Social media posts, e-mails of Turkish policeman who killed Russian ambassador deleted via virtual computer

Mesut Hasan Benli – ANKARA
Social media posts, e-mails of Turkish policeman who killed Russian ambassador deleted via virtual computer

Social media posts and e-mails sent by police officer Mevlüt Mert Altıntaş, who assassinated Russian Ambassador to Turkey Andrey Karlov in December 2016, were deleted with the help of a virtual computer, according to the latest findings in the investigation into the killing.

According to findings in the investigation, members linked to the network of U.S.-based Islamic preacher Fethullah Gülen m anaged to connect to Altıntaş’s mobile phone via VPN around the time of the assassination, deleting his Gmail and Facebook conversations.

The IP address that was used during the deletion had been leased from the U.S.-based Express VPN, which does not store activity or connection logs.

The prosecution’s contact with the company did not yield results as Express VPN stated that it is not subject to the rules of U.S. and EU laws.

However, the Ankara Chief Public Prosecutor’s Office later managed to reveal the serial number of computer used during the deletion, while surpassing security questions set by Altıntaş while signing up.

The authorities also contacted Apple to find the owner of the machine who deleted Altuntaş’s messages, but it was revealed that the serial number of the computer was set up via a virtual computer and that the computer did not physically exist.

The prosecutor’s office also could not get an affirmative response from the FBI over finding the contents of Altıntaş’s deleted mail account.

In addition, the passcode of Altıntaş’s phone could not initially be broken but anti-cyber crime units determined the password of Altuntaş’s iCloud mail address, revealing its backup data.

The prosecution requested that Apple provide the passcode but the request was rejected.

The prosecution then contacted another company to break Altuntaş’s passcode but the company demanded a large fee and did not guarantee whether it could open the phone.
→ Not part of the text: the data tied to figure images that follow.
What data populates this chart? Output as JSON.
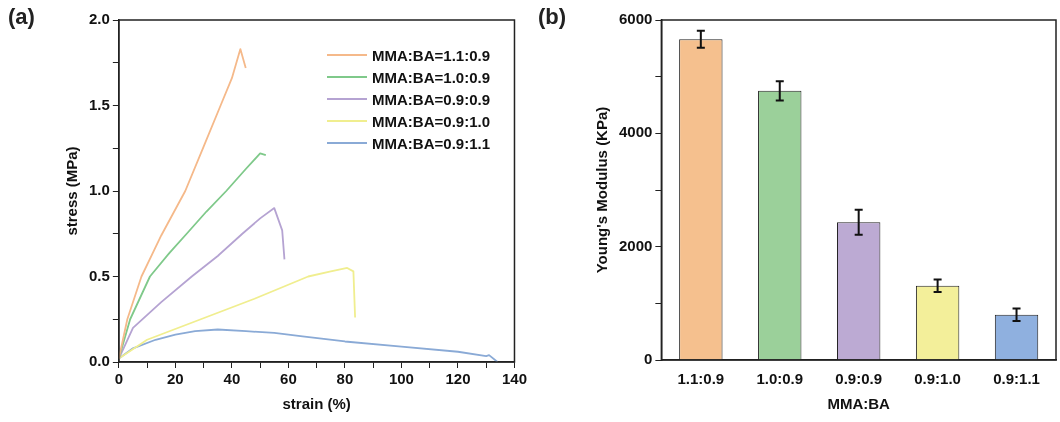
{
  "chart_data": [
    {
      "type": "line",
      "title": "(a)",
      "xlabel": "strain (%)",
      "ylabel": "stress (MPa)",
      "legend": "top right",
      "marker": "none",
      "line_style": "solid",
      "grid": false,
      "xlim": [
        0,
        140
      ],
      "xticks": [
        0,
        {
          "value": 10,
          "label": null
        },
        20,
        {
          "value": 30,
          "label": null
        },
        40,
        {
          "value": 50,
          "label": null
        },
        60,
        {
          "value": 70,
          "label": null
        },
        80,
        {
          "value": 90,
          "label": null
        },
        100,
        {
          "value": 110,
          "label": null
        },
        120,
        {
          "value": 130,
          "label": null
        },
        140
      ],
      "ylim": [
        0,
        2
      ],
      "yticks": [
        {
          "value": 0,
          "label": "0.0"
        },
        {
          "value": 0.25,
          "label": null
        },
        0.5,
        {
          "value": 0.75,
          "label": null
        },
        {
          "value": 1,
          "label": "1.0"
        },
        {
          "value": 1.25,
          "label": null
        },
        1.5,
        {
          "value": 1.75,
          "label": null
        },
        {
          "value": 2,
          "label": "2.0"
        }
      ],
      "series": [
        {
          "name": "MMA:BA=1.1:0.9",
          "color": "#f5b98a",
          "x": [
            0,
            3,
            8,
            15,
            23.5,
            30,
            36,
            40,
            43,
            44.9
          ],
          "values": [
            0.02,
            0.25,
            0.5,
            0.74,
            1.0,
            1.26,
            1.5,
            1.66,
            1.83,
            1.72
          ]
        },
        {
          "name": "MMA:BA=1.0:0.9",
          "color": "#7fc98a",
          "x": [
            0,
            4,
            11,
            18,
            24,
            31,
            38,
            45,
            50,
            52
          ],
          "values": [
            0.02,
            0.25,
            0.5,
            0.64,
            0.75,
            0.88,
            1.0,
            1.13,
            1.22,
            1.21
          ]
        },
        {
          "name": "MMA:BA=0.9:0.9",
          "color": "#b5a3d2",
          "x": [
            0,
            5,
            15,
            25.8,
            35,
            43.7,
            50,
            55,
            57.8,
            58.6
          ],
          "values": [
            0.02,
            0.2,
            0.35,
            0.5,
            0.62,
            0.75,
            0.84,
            0.9,
            0.77,
            0.6
          ]
        },
        {
          "name": "MMA:BA=0.9:1.0",
          "color": "#f0ee8f",
          "x": [
            0,
            10,
            29,
            48,
            67,
            75,
            80.8,
            83,
            83.6
          ],
          "values": [
            0.02,
            0.13,
            0.25,
            0.37,
            0.5,
            0.53,
            0.55,
            0.53,
            0.26
          ]
        },
        {
          "name": "MMA:BA=0.9:1.1",
          "color": "#8aaad6",
          "x": [
            0,
            5,
            13,
            20,
            27,
            35,
            45,
            55,
            65,
            80,
            100,
            120,
            130,
            131,
            134
          ],
          "values": [
            0.02,
            0.08,
            0.13,
            0.16,
            0.18,
            0.19,
            0.18,
            0.17,
            0.15,
            0.12,
            0.09,
            0.06,
            0.035,
            0.04,
            0.0
          ]
        }
      ]
    },
    {
      "type": "bar",
      "title": "(b)",
      "xlabel": "MMA:BA",
      "ylabel": "Young's Modulus (KPa)",
      "grid": false,
      "categories": [
        "1.1:0.9",
        "1.0:0.9",
        "0.9:0.9",
        "0.9:1.0",
        "0.9:1.1"
      ],
      "values": [
        5660,
        4750,
        2430,
        1310,
        800
      ],
      "errors": [
        150,
        170,
        220,
        110,
        110
      ],
      "colors": [
        "#f5c08e",
        "#9bd09a",
        "#bcaad3",
        "#f3ef9a",
        "#8fb0df"
      ],
      "ylim": [
        0,
        6000
      ],
      "yticks": [
        0,
        {
          "value": 1000,
          "label": null
        },
        2000,
        {
          "value": 3000,
          "label": null
        },
        4000,
        {
          "value": 5000,
          "label": null
        },
        6000
      ]
    }
  ]
}
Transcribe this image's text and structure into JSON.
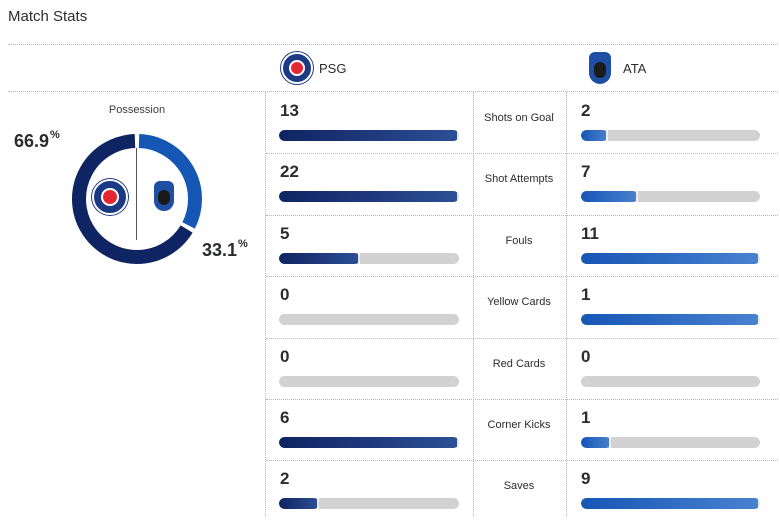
{
  "header": {
    "title": "Match Stats"
  },
  "teams": {
    "home": {
      "name": "PSG",
      "logo_icon": "psg-crest-icon",
      "color": "#0f2462"
    },
    "away": {
      "name": "ATA",
      "logo_icon": "atalanta-crest-icon",
      "color": "#1656b5"
    }
  },
  "possession": {
    "label": "Possession",
    "home_value": "66.9",
    "away_value": "33.1",
    "unit": "%",
    "home_fraction": 0.669,
    "away_fraction": 0.331
  },
  "stats": [
    {
      "label": "Shots on Goal",
      "home": "13",
      "away": "2",
      "home_fill": 1.0,
      "away_fill": 0.15
    },
    {
      "label": "Shot Attempts",
      "home": "22",
      "away": "7",
      "home_fill": 1.0,
      "away_fill": 0.32
    },
    {
      "label": "Fouls",
      "home": "5",
      "away": "11",
      "home_fill": 0.45,
      "away_fill": 1.0
    },
    {
      "label": "Yellow Cards",
      "home": "0",
      "away": "1",
      "home_fill": 0.0,
      "away_fill": 1.0
    },
    {
      "label": "Red Cards",
      "home": "0",
      "away": "0",
      "home_fill": 0.0,
      "away_fill": 0.0
    },
    {
      "label": "Corner Kicks",
      "home": "6",
      "away": "1",
      "home_fill": 1.0,
      "away_fill": 0.17
    },
    {
      "label": "Saves",
      "home": "2",
      "away": "9",
      "home_fill": 0.22,
      "away_fill": 1.0
    }
  ]
}
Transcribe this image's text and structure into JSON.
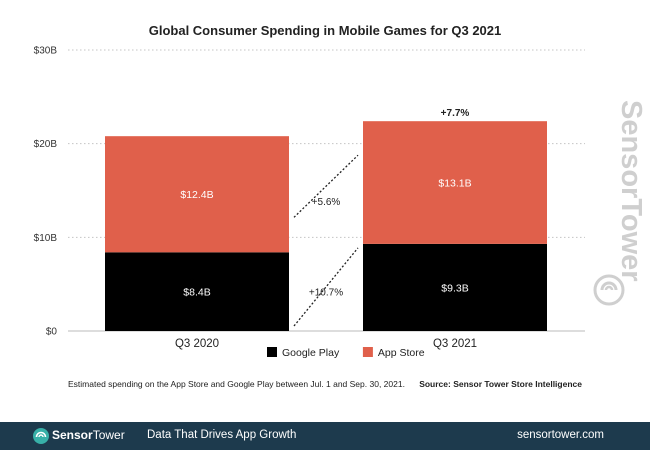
{
  "chart_data": {
    "type": "bar",
    "stacked": true,
    "title": "Global Consumer Spending in Mobile Games for Q3 2021",
    "categories": [
      "Q3 2020",
      "Q3 2021"
    ],
    "series": [
      {
        "name": "Google Play",
        "values": [
          8.4,
          9.3
        ],
        "labels": [
          "$8.4B",
          "$9.3B"
        ],
        "color": "#000000"
      },
      {
        "name": "App Store",
        "values": [
          12.4,
          13.1
        ],
        "labels": [
          "$12.4B",
          "$13.1B"
        ],
        "color": "#e0604b"
      }
    ],
    "ylim": [
      0,
      30
    ],
    "yticks": [
      "$0",
      "$10B",
      "$20B",
      "$30B"
    ],
    "ytick_values": [
      0,
      10,
      20,
      30
    ],
    "grid": true,
    "legend": "bottom-center",
    "growth_labels": {
      "google_play": "+10.7%",
      "app_store": "+5.6%",
      "total": "+7.7%"
    },
    "note": "Estimated spending on the App Store and Google Play between Jul. 1 and Sep. 30, 2021.",
    "source": "Source: Sensor Tower Store Intelligence"
  },
  "watermark": "SensorTower",
  "footer": {
    "brand_bold": "Sensor",
    "brand_rest": "Tower",
    "tagline": "Data That Drives App Growth",
    "site": "sensortower.com",
    "color": "#1d3a4d"
  }
}
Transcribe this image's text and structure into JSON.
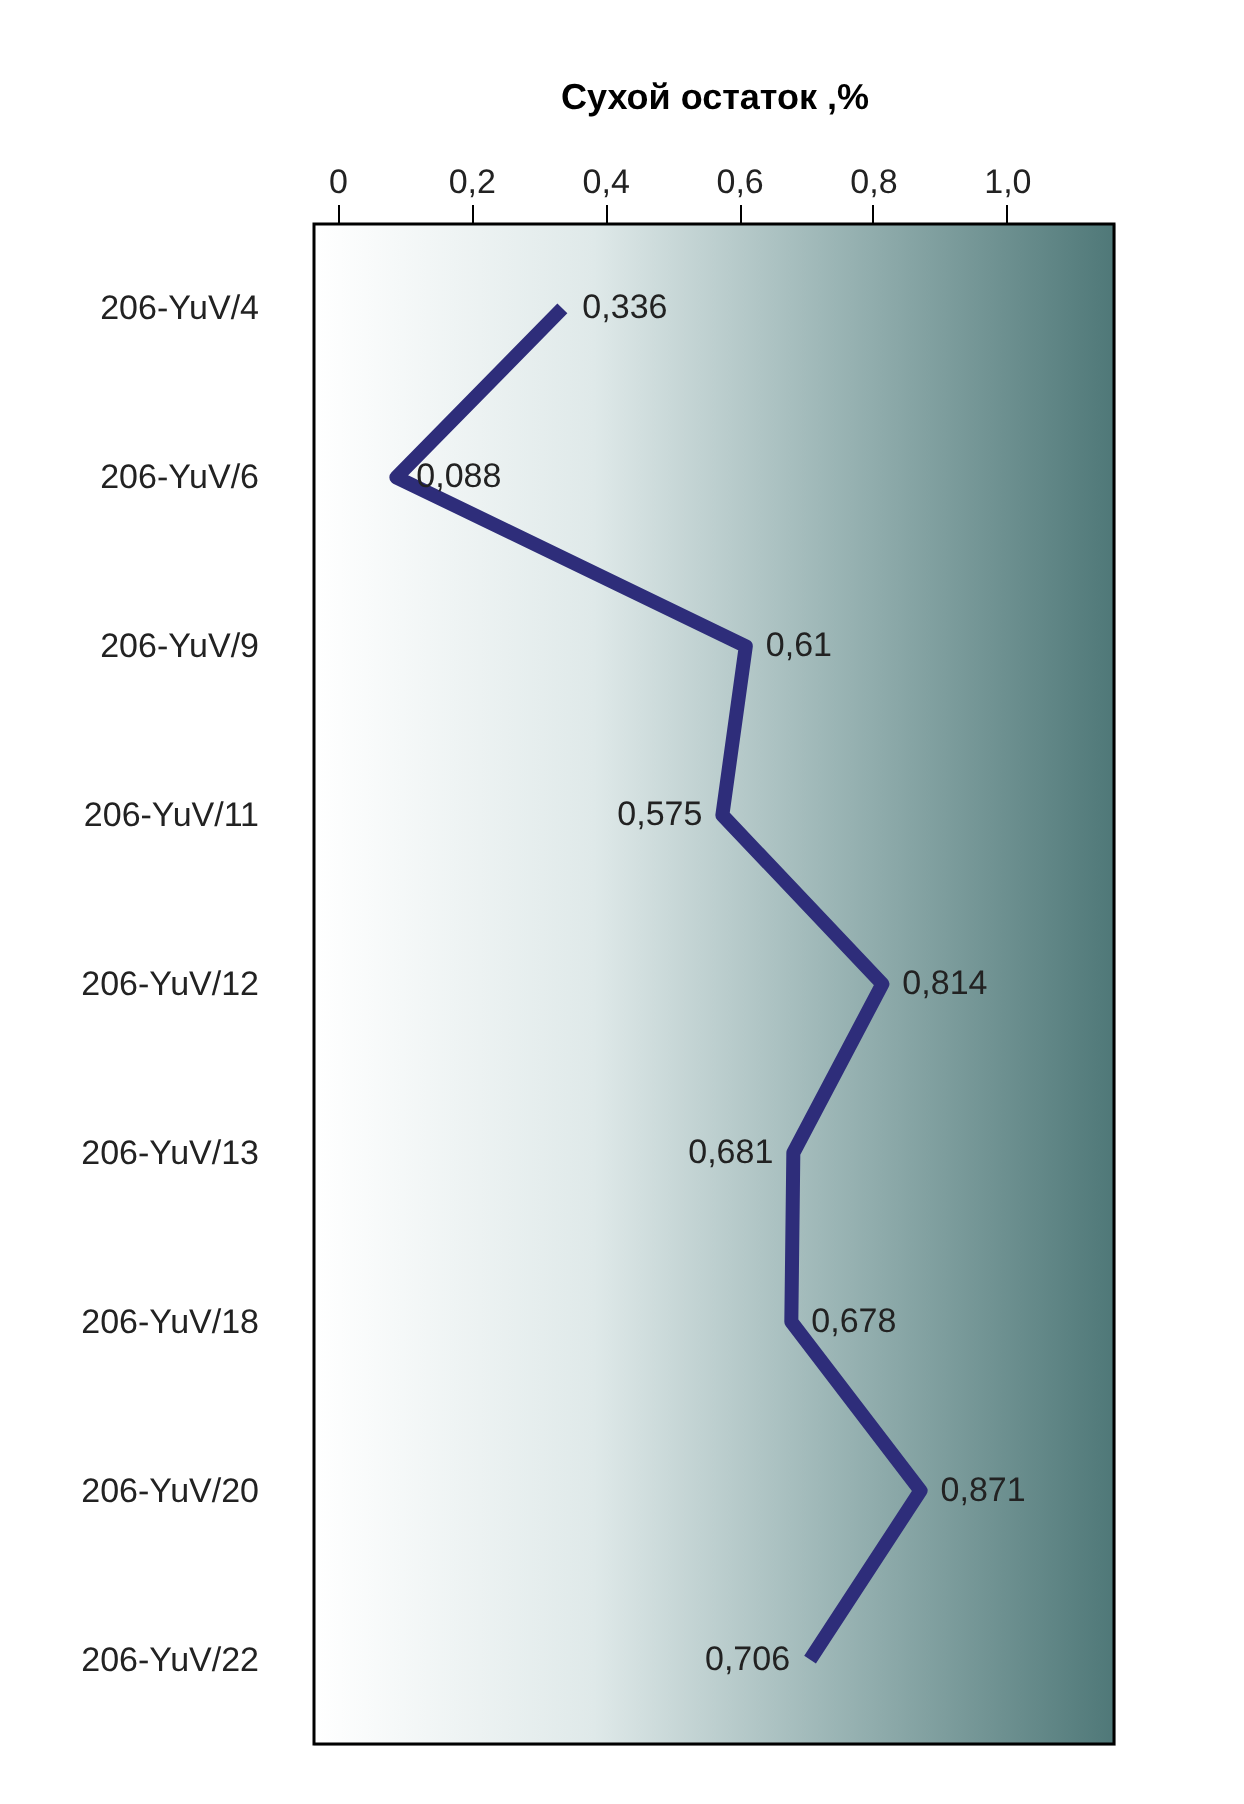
{
  "chart_data": {
    "type": "line",
    "orientation": "horizontal",
    "xlabel": "Сухой остаток ,%",
    "categories": [
      "206-YuV/4",
      "206-YuV/6",
      "206-YuV/9",
      "206-YuV/11",
      "206-YuV/12",
      "206-YuV/13",
      "206-YuV/18",
      "206-YuV/20",
      "206-YuV/22"
    ],
    "series": [
      {
        "color": "#2e2d7a",
        "values": [
          0.336,
          0.088,
          0.61,
          0.575,
          0.814,
          0.681,
          0.678,
          0.871,
          0.706
        ],
        "value_labels": [
          "0,336",
          "0,088",
          "0,61",
          "0,575",
          "0,814",
          "0,681",
          "0,678",
          "0,871",
          "0,706"
        ]
      }
    ],
    "xlim": [
      -0.035,
      1.16
    ],
    "xticks": [
      {
        "value": 0,
        "label": "0"
      },
      {
        "value": 0.2,
        "label": "0,2"
      },
      {
        "value": 0.4,
        "label": "0,4"
      },
      {
        "value": 0.6,
        "label": "0,6"
      },
      {
        "value": 0.8,
        "label": "0,8"
      },
      {
        "value": 1.0,
        "label": "1,0"
      }
    ],
    "marker": "none",
    "line_style": "solid"
  }
}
Talks with the firm broke down after it insisted on conducting the process abroad.

Separately, the prosecution has also began to investigate a 3G-live broadcast by Turkey’s state broadcaster TRT from the scene at the time of the assassination.

As a part of investigations ongoing since last year, some 33 suspects have testified and four have been arrested by the courts.

Recently, former police officer Ramazan Yücel, who was previously dismissed from his post over alleged links to the Gülen network, was arrested on Dec. 14 in connection to Karlov’s killing, on charges of “participating in premeditated murder.”

Karlov was shot dead with nine bullets fired by Altıntaş late on Dec. 19, 2016 while delivering a speech for a photography exhibition at an arts center in Ankara. Altıntaş was later gunned down in an exchange of fire with security personnel at the scene.